3. Civil War Letters and Diaries. This section contains 2,009 authors and approximately 100,000 pages of diaries, letters and memoirs. It includes 4,000 pages of previously unpublished manuscripts. The collection also includes biographies, an extensive bibliography of the sources in the database, and material licensed from The Civil War Day-by-Day, by E.B. Long.
How did the Alexander Street Press help me?
I did a search of a couple of my ancestors whom I knew had been in the Civil War (one for the North, and one for the South). I could not find any information on my Yankee ancestor, but I did find some information on my Confederate ancestor, Gad Morris. It had his enlistment information (Private in C Company, 40th Infanty for Georgia), including his capture and POW status following the battle of Vicksburg, MS, on July 4, 1863. He was released 2 days later, and somehow ended up a POW again about a year later. On July 27, 1864, he signed an Oath of Allegiance at Louisville, KY, and was to remain north of the Ohio River.

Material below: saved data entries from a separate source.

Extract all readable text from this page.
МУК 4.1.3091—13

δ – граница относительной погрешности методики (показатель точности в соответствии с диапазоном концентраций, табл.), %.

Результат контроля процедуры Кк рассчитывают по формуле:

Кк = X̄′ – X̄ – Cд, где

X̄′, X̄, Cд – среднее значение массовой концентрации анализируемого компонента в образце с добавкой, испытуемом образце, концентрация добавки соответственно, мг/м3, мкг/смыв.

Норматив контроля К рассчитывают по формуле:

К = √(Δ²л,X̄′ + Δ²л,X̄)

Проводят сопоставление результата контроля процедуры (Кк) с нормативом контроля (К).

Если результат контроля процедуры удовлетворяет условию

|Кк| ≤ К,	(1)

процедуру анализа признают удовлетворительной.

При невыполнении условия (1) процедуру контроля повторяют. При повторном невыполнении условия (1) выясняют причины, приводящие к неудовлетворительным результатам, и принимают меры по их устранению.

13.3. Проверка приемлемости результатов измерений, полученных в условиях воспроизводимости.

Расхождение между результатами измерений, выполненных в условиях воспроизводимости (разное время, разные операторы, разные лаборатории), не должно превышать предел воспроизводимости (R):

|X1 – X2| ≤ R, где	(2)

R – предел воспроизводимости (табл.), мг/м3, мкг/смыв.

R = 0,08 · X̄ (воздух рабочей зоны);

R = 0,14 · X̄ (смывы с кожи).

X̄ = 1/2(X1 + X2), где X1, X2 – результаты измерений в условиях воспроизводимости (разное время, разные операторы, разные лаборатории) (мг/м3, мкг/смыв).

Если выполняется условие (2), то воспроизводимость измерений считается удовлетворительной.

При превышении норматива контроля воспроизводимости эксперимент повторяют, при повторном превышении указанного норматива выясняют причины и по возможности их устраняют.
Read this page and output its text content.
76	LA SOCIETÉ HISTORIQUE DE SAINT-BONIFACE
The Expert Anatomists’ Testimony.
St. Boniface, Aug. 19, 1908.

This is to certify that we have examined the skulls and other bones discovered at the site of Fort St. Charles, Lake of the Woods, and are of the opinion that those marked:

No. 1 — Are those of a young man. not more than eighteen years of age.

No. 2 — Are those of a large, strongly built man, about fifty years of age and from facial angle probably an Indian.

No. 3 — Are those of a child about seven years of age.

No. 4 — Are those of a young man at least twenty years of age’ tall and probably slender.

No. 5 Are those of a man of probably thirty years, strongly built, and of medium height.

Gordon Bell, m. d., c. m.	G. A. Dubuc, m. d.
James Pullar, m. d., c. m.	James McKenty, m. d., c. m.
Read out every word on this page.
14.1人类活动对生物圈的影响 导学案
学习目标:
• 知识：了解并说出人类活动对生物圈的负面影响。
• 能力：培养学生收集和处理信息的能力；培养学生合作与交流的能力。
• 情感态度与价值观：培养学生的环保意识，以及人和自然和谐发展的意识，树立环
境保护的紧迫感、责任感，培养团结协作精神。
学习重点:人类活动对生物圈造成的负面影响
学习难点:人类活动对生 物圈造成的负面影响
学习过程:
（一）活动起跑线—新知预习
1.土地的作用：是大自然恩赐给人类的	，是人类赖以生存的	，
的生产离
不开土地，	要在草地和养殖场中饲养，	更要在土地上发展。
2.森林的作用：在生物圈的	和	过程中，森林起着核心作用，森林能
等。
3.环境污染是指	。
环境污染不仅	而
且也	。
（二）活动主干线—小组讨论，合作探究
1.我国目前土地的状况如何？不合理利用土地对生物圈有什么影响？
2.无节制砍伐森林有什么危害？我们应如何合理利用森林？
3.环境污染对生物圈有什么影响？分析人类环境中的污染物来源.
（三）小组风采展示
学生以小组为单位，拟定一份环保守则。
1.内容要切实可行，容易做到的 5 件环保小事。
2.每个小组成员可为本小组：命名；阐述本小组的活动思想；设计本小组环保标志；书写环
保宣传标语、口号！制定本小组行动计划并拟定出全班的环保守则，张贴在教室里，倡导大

I knew most of that information, but what is great about this site is I was able to find a historic photo of Vicksburg and the steamboats used to transport men and supplies (see below). I also found the entire account/report of the "siege" of Vicksburg that occurred from May 18 to July 4, 1863, where Gad Morris was captured. It was sobering to read that some 31,600 were captured as prisoners of war, and that the North lost 763 soldiers, and the South lost 1,260. There were almost 7,000 injured in total for both the North and South, and about 162 were listed as missing from the North. The fall of Vicksburg opened the Mississippi to the Federal armies coming just at the same time as General Lee's defeat at Gettysburg -- both marking the turning point in the fortunes of the Confederacy.